Richard Laermer has some advice for all the companies rushing pell-mell into this remote future: Don’t be an idiot.

A few years ago, Laermer let the employees of RLM Public Relations work from home Fridays. This small step toward telecommut­ing proved a disaster, he said. He often couldn’t find people when he needed them. Projects languished. “Every weekend became a three-day holiday,” he said.

“I found that people work so much better when they’re all in the same physical space.”

IBM came to a similar decision. In 2009, 40 per cent of its 386,000 employees in173 countries worked remotely. But in 2017, with revenue slumping, management called thousands of them back to the office.

Even as Facebook, Shopify, Zillow, Twitter and many other companies are developing plans to let employees work remotely forever, the experience­s of Laermer and IBM are a reminder that the history of telecommut­ing has been strewn with failure.

The companies now barrelling forward run the risk of the same fate.

“Working from home is a strategic move, not just a tactical one that saves money,” said Kate Lister, president of Global Workplace Analytics. “A lot of it comes down to trust. Do you trust your people?”

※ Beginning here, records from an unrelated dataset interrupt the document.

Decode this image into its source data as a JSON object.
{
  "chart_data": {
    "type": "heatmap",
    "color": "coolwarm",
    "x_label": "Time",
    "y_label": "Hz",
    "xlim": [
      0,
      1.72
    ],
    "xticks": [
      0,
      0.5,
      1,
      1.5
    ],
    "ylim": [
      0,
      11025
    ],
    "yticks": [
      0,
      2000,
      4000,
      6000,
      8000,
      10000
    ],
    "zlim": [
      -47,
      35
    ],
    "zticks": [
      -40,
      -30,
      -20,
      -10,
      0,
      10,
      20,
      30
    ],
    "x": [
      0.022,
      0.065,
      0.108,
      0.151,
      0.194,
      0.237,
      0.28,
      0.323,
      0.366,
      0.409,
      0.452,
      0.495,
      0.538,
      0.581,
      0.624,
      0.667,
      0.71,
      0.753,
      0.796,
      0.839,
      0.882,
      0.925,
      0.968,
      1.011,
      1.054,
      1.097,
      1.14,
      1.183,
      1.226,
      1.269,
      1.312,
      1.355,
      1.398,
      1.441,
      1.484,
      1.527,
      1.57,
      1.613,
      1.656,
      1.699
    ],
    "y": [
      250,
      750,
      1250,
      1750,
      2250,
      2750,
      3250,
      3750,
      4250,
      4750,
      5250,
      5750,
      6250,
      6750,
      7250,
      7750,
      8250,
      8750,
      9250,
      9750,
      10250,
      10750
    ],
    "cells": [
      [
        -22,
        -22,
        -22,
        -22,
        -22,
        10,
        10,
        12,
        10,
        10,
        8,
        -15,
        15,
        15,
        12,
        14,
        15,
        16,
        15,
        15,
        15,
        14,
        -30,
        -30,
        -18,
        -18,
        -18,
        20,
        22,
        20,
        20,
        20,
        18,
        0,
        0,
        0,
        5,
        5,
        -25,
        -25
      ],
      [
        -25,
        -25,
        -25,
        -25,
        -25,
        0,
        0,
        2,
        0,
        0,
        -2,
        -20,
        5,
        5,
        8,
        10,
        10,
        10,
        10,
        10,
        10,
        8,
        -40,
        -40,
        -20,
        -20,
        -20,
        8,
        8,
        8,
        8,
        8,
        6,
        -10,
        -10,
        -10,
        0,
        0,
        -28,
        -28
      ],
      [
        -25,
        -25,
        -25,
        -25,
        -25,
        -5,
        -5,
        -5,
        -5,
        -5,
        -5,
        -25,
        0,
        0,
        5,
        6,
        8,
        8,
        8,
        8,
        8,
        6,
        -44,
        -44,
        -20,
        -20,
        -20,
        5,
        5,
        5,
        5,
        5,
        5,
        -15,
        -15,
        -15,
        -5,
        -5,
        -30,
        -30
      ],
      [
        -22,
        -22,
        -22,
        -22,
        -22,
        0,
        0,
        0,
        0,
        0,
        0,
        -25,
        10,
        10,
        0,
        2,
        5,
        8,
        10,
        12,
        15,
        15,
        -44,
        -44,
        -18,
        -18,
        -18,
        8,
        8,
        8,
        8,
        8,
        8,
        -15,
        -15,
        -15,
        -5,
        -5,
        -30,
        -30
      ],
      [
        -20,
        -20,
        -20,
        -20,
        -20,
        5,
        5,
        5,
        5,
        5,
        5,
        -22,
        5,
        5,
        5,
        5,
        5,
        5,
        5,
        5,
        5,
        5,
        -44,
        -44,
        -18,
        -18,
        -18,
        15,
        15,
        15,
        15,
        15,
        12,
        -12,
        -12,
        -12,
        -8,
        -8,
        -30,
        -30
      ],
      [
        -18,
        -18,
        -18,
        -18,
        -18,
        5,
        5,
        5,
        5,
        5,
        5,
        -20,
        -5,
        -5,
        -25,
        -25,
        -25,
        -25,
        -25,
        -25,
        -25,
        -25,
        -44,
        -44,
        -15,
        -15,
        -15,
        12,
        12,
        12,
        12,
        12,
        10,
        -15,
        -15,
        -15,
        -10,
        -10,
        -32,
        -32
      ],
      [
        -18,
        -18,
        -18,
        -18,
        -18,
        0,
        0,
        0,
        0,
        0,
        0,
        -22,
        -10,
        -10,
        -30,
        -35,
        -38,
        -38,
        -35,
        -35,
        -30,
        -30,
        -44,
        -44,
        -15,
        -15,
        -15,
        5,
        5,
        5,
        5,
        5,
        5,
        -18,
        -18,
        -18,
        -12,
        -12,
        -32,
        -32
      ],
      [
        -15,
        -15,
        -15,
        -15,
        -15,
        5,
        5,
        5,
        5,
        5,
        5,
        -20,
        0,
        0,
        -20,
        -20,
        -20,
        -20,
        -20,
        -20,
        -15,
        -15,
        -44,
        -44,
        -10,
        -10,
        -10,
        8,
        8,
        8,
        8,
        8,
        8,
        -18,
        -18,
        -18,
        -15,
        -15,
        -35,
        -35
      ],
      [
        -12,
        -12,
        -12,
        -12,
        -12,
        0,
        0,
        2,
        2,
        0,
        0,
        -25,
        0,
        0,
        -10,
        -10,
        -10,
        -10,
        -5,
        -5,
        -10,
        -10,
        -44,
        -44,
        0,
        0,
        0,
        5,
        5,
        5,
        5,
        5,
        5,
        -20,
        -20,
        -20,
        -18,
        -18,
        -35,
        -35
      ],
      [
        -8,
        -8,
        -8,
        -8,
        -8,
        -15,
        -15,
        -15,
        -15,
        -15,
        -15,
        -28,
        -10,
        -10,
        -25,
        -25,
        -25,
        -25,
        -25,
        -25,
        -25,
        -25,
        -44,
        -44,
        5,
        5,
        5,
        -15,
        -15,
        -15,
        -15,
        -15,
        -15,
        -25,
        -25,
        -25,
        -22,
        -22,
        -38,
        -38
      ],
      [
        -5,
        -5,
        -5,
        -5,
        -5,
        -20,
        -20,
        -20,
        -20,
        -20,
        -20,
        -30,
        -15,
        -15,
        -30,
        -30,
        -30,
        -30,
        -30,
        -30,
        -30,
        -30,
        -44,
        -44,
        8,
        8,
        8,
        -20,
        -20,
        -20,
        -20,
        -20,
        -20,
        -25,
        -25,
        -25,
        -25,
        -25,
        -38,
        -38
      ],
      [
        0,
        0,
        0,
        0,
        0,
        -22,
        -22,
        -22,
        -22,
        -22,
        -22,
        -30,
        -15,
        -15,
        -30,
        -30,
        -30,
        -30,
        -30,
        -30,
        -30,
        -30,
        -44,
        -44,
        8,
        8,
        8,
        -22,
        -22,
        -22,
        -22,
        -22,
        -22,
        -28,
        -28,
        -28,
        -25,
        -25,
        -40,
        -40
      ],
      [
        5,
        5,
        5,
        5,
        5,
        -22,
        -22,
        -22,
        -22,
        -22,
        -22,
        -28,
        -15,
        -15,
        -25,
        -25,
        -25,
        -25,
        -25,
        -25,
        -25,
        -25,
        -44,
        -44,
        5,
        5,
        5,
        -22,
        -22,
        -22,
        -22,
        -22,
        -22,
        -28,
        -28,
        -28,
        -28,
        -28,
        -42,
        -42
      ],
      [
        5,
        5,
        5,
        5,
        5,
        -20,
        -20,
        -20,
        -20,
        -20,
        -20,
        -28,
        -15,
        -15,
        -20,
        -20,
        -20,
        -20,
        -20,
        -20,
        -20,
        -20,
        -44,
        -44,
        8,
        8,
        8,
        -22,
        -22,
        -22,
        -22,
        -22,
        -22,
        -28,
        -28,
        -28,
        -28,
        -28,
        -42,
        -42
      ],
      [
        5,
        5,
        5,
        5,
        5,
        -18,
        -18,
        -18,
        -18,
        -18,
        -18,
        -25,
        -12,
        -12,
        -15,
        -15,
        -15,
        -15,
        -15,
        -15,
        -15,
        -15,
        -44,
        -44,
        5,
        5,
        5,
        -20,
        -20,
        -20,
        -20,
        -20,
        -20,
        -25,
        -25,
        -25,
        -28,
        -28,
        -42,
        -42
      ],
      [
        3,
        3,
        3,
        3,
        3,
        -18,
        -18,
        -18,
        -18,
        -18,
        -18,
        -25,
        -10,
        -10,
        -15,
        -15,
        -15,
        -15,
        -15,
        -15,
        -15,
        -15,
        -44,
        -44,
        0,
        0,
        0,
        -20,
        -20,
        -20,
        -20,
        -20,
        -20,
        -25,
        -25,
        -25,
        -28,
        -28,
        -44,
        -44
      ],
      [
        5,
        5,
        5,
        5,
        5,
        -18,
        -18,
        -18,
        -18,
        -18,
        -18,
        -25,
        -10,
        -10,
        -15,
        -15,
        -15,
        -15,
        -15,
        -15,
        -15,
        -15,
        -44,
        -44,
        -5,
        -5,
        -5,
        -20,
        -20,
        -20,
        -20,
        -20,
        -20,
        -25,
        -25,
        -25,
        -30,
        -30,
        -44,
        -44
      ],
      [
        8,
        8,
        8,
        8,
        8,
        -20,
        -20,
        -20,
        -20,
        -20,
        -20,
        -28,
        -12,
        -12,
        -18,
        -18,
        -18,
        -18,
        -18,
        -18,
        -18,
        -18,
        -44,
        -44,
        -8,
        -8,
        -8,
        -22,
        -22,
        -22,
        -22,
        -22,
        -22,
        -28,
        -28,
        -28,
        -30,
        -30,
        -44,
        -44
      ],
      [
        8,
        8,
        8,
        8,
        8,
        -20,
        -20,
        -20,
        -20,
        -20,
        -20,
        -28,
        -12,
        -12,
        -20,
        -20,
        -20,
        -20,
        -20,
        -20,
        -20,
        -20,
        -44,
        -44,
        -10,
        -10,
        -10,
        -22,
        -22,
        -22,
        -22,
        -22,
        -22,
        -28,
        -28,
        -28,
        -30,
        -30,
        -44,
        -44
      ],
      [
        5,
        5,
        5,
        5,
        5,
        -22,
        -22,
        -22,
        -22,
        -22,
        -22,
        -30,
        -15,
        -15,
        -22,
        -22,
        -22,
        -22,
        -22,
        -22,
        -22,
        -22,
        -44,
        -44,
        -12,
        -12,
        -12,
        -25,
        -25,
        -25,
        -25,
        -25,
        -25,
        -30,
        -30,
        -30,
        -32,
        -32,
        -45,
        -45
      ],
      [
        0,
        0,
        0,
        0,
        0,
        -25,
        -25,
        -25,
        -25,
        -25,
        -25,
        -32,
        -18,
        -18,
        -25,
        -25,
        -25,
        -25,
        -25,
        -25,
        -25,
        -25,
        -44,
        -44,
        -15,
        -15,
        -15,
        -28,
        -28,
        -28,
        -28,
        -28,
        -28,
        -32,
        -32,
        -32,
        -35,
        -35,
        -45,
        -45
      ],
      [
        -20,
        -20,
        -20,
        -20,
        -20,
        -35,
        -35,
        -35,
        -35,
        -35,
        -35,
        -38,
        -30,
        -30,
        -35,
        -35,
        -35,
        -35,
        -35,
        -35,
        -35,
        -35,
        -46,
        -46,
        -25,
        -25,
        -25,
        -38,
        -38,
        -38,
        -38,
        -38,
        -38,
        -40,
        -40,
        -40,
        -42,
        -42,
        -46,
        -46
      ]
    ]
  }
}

Companies large and small have been trying for decades to make working from home work. As long ago as 1985, the mainstream media was using phrases like “the growing telecommut­ing movement.” Peter Drucker, the management guru, declared in 1989 that “commuting to office work is obsolete.”

Telecommut­ing was a technology-driven innovation that seemed to offer benefits to both employees and executives. The former could eliminate everlength­ening commutes and work the hours that suited them best. Management would save on high-priced real estate and could hire applicants who lived far from the office, deepening the talent pool.

And yet many of the ventures were eventually downsized or abandoned. Apart from IBM, companies that publicly pulled back on telecommut­ing over the past decade include Aetna, Best Buy, Bank of America, Yahoo, AT&T and Reddit.

Remote employees often felt marginaliz­ed, which made them less loyal. Creativity, innovation and serendipit­y seemed to suffer.

One very public setback for remote work was at Best Buy. The original program, which drew national attention, began in 2004. It aimed to judge employees by what they accomplish­ed, not the hours a project took or the location where it was done.

Best Buy killed the program in 2013, saying it gave the employees too much freedom.

Remote workers might be free of commuting costs, but they are traditiona­lly more vulnerable. Jeffrey Gundlach, who runs Los Angeles investment firm DoubleLine Capital, said in his monthly webcast that he had started seeing his newly remote staff in a new light.

“I kind of learned who was really doing the work and who was not really doing as much work as it looked like on paper that they might have been doing,” he said. With “some of the supervisor­y, middle-management people,” he added, “I’m starting to wonder if I really need them.”